MOTIFS DE LA DÉCISION
Sur l’existence d’une dette locative :
En premier lieu, en application de l’article 7 de la loi du 6 juillet 1989 et de l’article 1728 du code civil, les locataires sont obligés de payer le loyer et les charges récupérables aux termes convenus.
Si Mme [H] se prévaut d’un contrat de bail en date du 1er février 2016, il convient de constater que seul est produit aux débats le contrat de bail signé par les parties le 1er novembre 2009 portant sur un appartement localisé au rez de chaussée d’un immeuble sis [Adresse 2] à [Localité 3] et prévoyant le règlement d’un loyer indexable de 850 euros par mois.
Il s’en déduit que l’examen du litige ne peut se faire qu’en application du contrat daté du 1er novembre 2009 contrairement aux prétentions de l’appelante, lequel prévoit une clause d’indexation qui a été appliquée annuellement par le bailleur en sorte que l’indexation est acquise comme l’a justement retenu le premier juge.
En second lieu, en application des articles 1719 et 1720 du code civil, le bailleur a l’obligation de mettre à disposition un logement en bon état d’usage et de réparation et de délivrer un logement décent.
Il doit également assurer au preneur la jouissance paisible des lieux.
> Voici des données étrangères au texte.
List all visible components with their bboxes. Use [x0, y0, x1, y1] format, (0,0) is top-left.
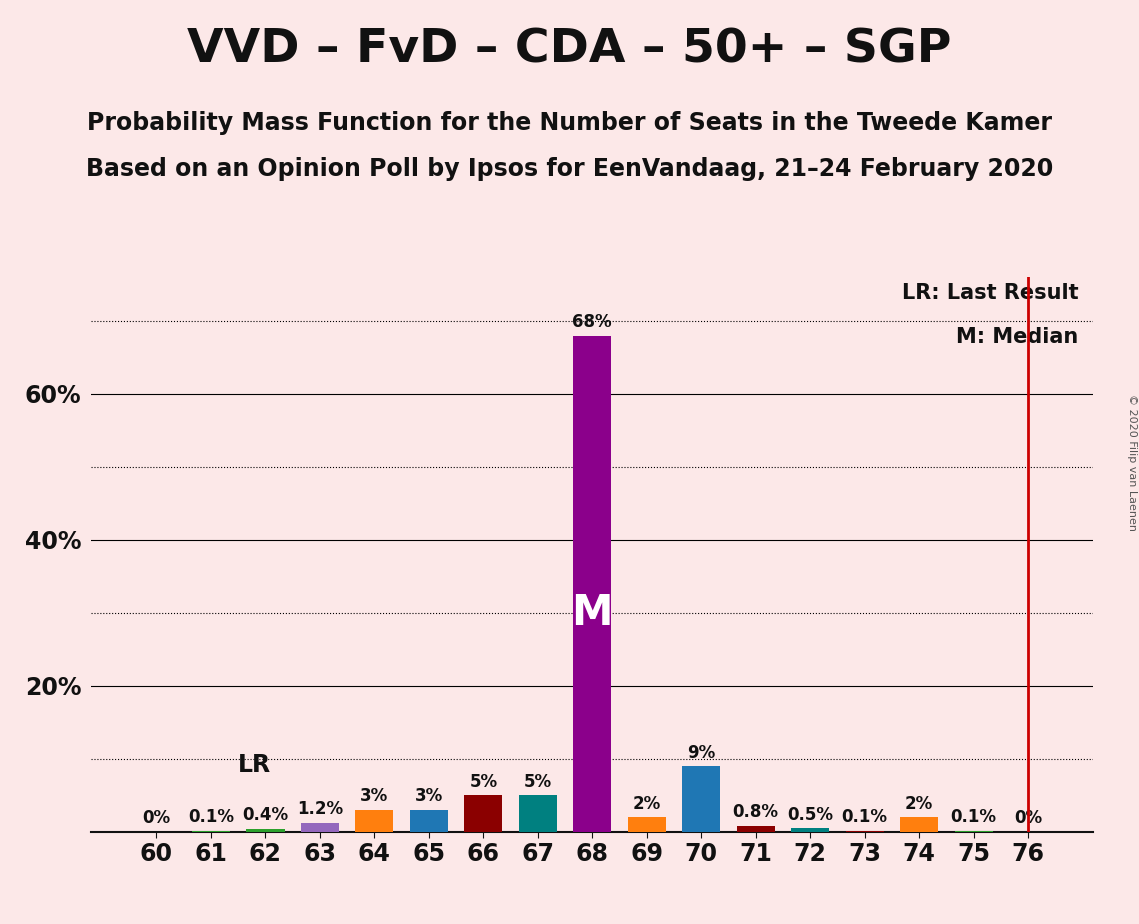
Text: LR: Last Result: LR: Last Result — [902, 283, 1079, 303]
Text: 0%: 0% — [1014, 809, 1042, 827]
Text: 0%: 0% — [142, 809, 171, 827]
Text: 0.1%: 0.1% — [188, 808, 233, 826]
Text: 5%: 5% — [469, 772, 498, 791]
Bar — [410, 809, 448, 832]
Text: 0.8%: 0.8% — [732, 803, 779, 821]
Bar — [628, 817, 666, 832]
Text: 0.5%: 0.5% — [787, 806, 833, 823]
Text: 5%: 5% — [524, 772, 552, 791]
Bar — [792, 828, 829, 832]
Text: M: M — [572, 592, 613, 635]
Text: 68%: 68% — [573, 313, 612, 331]
Text: 9%: 9% — [687, 744, 715, 761]
Text: 0.1%: 0.1% — [951, 808, 997, 826]
Text: Based on an Opinion Poll by Ipsos for EenVandaag, 21–24 February 2020: Based on an Opinion Poll by Ipsos for Ee… — [85, 157, 1054, 181]
Text: 0.4%: 0.4% — [243, 807, 288, 824]
Text: 1.2%: 1.2% — [297, 800, 343, 819]
Bar — [301, 823, 339, 832]
Text: 0.1%: 0.1% — [842, 808, 887, 826]
Text: © 2020 Filip van Laenen: © 2020 Filip van Laenen — [1126, 394, 1137, 530]
Text: LR: LR — [238, 753, 271, 777]
Bar — [246, 829, 285, 832]
Text: 3%: 3% — [415, 787, 443, 806]
Text: 2%: 2% — [632, 795, 661, 812]
Bar — [682, 766, 720, 832]
Bar — [900, 817, 939, 832]
Bar — [737, 826, 775, 832]
Bar — [465, 796, 502, 832]
Bar — [355, 809, 393, 832]
Text: 3%: 3% — [360, 787, 388, 806]
Bar — [518, 796, 557, 832]
Text: 2%: 2% — [906, 795, 933, 812]
Text: VVD – FvD – CDA – 50+ – SGP: VVD – FvD – CDA – 50+ – SGP — [187, 28, 952, 73]
Text: Probability Mass Function for the Number of Seats in the Tweede Kamer: Probability Mass Function for the Number… — [87, 111, 1052, 135]
Bar — [573, 335, 612, 832]
Text: M: Median: M: Median — [956, 327, 1079, 347]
Le bailleur reste tenu à ces obligations pendant toute la durée du bail et doit y faire pendant la durée du bail toutes les réparations qui peuvent devenir nécessaires, autres que locatives.
Cependant, il convient de rappeler que si pendant l’exécution du bail cette obligation perdure, elle est subordonnée à une information préalable et la participation active des occupants qui doivent lui permettre de faire procéder aux éventuelles réparations.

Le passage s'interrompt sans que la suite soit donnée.